Nevertheless, entities relying on the limited network exemption will have to notify the Central Bank of this fact if they are providing services based on specific payment instruments that:
- allow the holder to acquire goods or services only in the issuer’s premises or within a limited network of service providers under direct commercial agreement with a professional issuer; and/or
- can be used only to acquire a very limited range of goods or services;
where the total value of payment transactions executed over the preceding 12 months exceeds EUR 1 million.
The relevant notification must contain a description of the services offered, specifying under which of the above exclusions the activity is considered to be carried out.
Entities relying on the digital downloads exemption must also send a notification to the Central Bank and provide it with an annual audit opinion, testifying that the activity complies with the limits specified in that exemption.
With the imminent approach of 13 January 2018, any entity that will require authorisation or registration under PSD2 in order to continue carrying on its existing activities, or to carry on new activities from January 2018 should be making immediate arrangements to apply for authorisation from the Central Bank, if it has not already done so.
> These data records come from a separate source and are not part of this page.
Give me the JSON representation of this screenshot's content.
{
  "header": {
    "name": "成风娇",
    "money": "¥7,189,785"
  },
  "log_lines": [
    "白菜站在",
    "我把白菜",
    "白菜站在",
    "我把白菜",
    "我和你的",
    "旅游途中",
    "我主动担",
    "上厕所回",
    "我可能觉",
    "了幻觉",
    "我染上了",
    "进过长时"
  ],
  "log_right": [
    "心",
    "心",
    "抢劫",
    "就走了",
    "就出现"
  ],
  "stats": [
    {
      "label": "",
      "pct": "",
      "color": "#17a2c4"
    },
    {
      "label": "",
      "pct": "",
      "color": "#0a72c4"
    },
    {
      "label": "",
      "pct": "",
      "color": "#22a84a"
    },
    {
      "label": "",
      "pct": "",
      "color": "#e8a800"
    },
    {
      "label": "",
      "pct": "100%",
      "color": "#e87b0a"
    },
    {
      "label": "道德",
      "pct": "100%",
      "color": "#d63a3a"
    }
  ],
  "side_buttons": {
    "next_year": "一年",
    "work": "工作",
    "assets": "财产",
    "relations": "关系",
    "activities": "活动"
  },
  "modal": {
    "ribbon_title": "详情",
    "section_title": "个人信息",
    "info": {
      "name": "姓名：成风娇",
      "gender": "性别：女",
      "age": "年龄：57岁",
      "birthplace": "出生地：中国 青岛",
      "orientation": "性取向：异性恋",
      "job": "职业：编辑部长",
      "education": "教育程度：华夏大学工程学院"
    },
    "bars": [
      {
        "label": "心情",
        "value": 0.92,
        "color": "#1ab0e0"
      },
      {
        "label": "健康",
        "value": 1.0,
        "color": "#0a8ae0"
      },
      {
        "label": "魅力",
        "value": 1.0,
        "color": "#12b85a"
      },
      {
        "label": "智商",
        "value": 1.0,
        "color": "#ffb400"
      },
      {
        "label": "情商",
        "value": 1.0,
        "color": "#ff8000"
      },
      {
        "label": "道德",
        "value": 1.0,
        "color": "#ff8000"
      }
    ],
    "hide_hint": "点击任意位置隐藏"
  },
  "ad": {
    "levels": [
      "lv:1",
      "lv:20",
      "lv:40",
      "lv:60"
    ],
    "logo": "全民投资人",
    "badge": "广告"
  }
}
We expect that any entity currently relying on an exclusion under PSD will already have carried out an analysis as to whether or not it will be able to continue to rely on the relevant exclusion after January 2018, for example, certain e-commerce platforms with respect to their handling of payments. However, any entity that intends to rely on the limited network exclusion or the digital download exclusion should also ensure that it has carried out an analysis as to whether or not it will be required to make the relevant notifications set out above and be in a position to make these notifications, if necessary. This will include some operators of gift and/or store cards.
Finally, any existing payment institution authorised under PSD should ensure that it carries out a detailed gap analysis of the applicable requirements under PSD and PSD2, and puts in place any measures necessary to address any identified gaps. Relevant payment institutions should also make sure to document any measures taken to prepare for PSD2 so as to be in a position to supply the relevant information to the Central Bank on request.